Microbial Metropolis - A Microbial Biofilm CommunityJournal: International Journal of Science and Research (IJSR) (Vol.7, No. 9)
Publication Date: 2018-09-05
Authors : Sivapriya.S.L;
Page : 1560-1566
Keywords : biofilms; exopolysaccharide; conditioning films; substratum effect;
Microorganisms can form tightly bind communities such as biofilms. Many others include marine snow, anaerobic digester granules, the ginger beer plant, bacterial colonies, effluent treatment floc and food associated systems. Biofilm-associated cells can be differentiated from their suspended counterparts by generation of an extracellular polymeric substance (EPS) matrix, reduced growth rates, and the up and down regulation of specific genes.

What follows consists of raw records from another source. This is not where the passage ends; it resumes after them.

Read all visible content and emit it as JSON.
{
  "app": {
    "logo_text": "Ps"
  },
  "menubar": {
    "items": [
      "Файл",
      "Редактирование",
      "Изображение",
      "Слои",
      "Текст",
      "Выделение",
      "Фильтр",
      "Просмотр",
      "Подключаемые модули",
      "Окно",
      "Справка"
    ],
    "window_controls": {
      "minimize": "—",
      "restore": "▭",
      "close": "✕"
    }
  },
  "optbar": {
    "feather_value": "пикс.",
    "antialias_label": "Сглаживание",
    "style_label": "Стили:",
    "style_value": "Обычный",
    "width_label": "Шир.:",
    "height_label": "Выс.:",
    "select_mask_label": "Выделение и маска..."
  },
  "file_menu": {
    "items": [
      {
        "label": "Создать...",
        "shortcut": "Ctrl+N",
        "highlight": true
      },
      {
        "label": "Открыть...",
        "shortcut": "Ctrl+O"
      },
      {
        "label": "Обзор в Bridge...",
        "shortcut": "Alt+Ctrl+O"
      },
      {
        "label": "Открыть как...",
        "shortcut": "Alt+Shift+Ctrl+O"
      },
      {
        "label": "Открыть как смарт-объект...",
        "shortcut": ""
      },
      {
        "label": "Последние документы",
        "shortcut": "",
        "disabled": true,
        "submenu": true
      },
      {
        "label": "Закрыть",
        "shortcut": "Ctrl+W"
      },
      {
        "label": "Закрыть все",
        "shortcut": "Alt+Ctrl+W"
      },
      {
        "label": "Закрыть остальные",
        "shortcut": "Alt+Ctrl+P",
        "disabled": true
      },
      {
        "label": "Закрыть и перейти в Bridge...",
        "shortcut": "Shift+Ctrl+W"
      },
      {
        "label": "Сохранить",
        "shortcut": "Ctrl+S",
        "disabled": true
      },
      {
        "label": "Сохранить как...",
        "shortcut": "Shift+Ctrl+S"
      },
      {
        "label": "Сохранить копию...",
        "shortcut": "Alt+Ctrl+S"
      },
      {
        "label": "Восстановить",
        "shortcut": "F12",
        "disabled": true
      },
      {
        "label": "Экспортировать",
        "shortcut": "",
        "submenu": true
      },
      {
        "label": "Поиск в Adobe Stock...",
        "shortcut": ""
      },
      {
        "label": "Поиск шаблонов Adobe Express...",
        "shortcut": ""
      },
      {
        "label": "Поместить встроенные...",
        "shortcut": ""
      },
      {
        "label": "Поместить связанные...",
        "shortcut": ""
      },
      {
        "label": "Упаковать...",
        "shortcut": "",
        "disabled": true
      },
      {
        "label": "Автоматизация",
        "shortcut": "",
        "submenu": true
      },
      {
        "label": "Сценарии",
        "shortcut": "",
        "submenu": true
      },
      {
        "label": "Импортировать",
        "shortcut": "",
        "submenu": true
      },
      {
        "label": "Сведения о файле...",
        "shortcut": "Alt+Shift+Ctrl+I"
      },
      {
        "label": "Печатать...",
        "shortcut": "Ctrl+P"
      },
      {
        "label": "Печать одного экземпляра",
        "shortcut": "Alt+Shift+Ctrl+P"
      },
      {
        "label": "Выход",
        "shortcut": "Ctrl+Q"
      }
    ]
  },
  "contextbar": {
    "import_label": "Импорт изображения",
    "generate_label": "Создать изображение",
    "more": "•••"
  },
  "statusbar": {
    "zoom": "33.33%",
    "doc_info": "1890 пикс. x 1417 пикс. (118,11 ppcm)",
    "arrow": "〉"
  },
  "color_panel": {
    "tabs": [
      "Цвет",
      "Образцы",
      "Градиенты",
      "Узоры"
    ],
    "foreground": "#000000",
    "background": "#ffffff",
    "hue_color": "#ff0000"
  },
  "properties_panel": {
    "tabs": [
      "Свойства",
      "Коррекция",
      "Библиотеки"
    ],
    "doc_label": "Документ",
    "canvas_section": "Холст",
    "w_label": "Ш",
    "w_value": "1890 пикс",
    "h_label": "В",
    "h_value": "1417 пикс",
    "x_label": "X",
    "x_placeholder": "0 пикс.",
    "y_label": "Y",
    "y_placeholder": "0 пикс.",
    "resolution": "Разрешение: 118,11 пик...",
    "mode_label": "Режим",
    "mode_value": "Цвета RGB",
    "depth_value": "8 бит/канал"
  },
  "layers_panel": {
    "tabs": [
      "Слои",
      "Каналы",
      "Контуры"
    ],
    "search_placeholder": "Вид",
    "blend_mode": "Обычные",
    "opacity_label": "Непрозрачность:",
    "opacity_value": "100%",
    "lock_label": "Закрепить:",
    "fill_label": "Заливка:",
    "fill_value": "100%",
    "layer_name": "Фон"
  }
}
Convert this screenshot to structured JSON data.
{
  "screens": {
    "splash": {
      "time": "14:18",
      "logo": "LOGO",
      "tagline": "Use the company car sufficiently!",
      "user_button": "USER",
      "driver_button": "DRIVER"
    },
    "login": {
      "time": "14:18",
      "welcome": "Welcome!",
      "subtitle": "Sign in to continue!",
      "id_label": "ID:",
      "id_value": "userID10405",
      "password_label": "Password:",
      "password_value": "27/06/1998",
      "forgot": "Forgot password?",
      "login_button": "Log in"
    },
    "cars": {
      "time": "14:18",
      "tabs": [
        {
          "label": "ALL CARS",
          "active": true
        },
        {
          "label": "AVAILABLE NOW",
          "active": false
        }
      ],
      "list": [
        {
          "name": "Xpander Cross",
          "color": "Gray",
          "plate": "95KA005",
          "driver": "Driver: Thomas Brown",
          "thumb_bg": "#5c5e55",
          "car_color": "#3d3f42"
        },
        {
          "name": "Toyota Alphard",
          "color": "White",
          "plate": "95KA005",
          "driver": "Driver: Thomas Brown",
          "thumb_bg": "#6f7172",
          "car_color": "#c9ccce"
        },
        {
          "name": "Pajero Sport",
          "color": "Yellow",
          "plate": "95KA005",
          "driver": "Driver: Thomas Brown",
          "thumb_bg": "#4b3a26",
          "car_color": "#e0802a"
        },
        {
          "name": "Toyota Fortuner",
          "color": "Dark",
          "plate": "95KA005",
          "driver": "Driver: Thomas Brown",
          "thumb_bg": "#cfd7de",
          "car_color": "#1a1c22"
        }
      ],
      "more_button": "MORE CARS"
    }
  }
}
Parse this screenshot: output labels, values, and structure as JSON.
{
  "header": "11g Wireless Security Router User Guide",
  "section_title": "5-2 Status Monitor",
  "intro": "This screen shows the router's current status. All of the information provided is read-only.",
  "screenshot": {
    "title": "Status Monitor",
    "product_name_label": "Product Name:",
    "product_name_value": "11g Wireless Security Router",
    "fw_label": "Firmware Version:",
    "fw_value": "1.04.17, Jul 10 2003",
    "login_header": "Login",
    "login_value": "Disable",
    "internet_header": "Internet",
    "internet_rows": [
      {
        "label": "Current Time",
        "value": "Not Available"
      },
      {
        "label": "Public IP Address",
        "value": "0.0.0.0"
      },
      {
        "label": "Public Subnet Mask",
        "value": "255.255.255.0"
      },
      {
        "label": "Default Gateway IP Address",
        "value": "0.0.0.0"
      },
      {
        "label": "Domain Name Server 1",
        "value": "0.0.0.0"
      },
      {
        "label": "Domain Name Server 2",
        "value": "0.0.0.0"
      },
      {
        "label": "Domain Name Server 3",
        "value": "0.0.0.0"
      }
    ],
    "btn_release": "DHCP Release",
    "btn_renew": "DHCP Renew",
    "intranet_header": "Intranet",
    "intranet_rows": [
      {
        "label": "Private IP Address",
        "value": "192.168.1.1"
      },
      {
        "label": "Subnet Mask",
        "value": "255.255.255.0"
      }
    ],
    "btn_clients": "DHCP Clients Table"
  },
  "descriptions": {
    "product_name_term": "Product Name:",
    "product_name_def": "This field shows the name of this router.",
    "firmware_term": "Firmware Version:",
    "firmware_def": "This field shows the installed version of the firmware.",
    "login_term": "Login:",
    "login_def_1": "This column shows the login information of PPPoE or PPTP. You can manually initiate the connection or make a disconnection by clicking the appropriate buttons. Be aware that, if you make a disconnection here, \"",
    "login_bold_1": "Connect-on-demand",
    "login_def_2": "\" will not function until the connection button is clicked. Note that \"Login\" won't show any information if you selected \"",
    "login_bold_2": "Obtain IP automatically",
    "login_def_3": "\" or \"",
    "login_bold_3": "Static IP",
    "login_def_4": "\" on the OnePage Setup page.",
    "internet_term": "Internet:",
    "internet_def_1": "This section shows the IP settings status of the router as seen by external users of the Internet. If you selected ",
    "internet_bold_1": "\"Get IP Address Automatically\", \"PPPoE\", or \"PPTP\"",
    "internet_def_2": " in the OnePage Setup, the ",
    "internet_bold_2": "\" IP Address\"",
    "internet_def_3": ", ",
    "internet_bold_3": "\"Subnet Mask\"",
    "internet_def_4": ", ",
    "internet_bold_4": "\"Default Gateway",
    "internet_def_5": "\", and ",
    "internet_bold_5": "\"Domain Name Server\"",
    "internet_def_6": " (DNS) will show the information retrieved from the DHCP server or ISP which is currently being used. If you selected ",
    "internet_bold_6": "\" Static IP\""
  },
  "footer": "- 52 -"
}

The solid-liquid interface between a surface and an aqueous medium (e. g. , water, blood etc. ) provides an ideal environment for the attachment and growth of microorganisms (Gillings et. al. , 2008). Attachment is a complex process regulated by diverse characteristics of the growth medium, substratum and cell surface. An established biofilm structure comprises microbial cells and EPS, has a defined architecture and provides an optimal environment for the exchange of genetic material between cells. (Sur, 2008). As the origins of EPS are complex, many factors could influence the production of EPS. In future the roles of EPS components become known, identification of such key factors would then be very useful to manipulate the EPS compositions and contents in microbial aggregates and thus to improve the functions of microbial aggregates, e. g. , flocculation, settlement and dewatering abilities.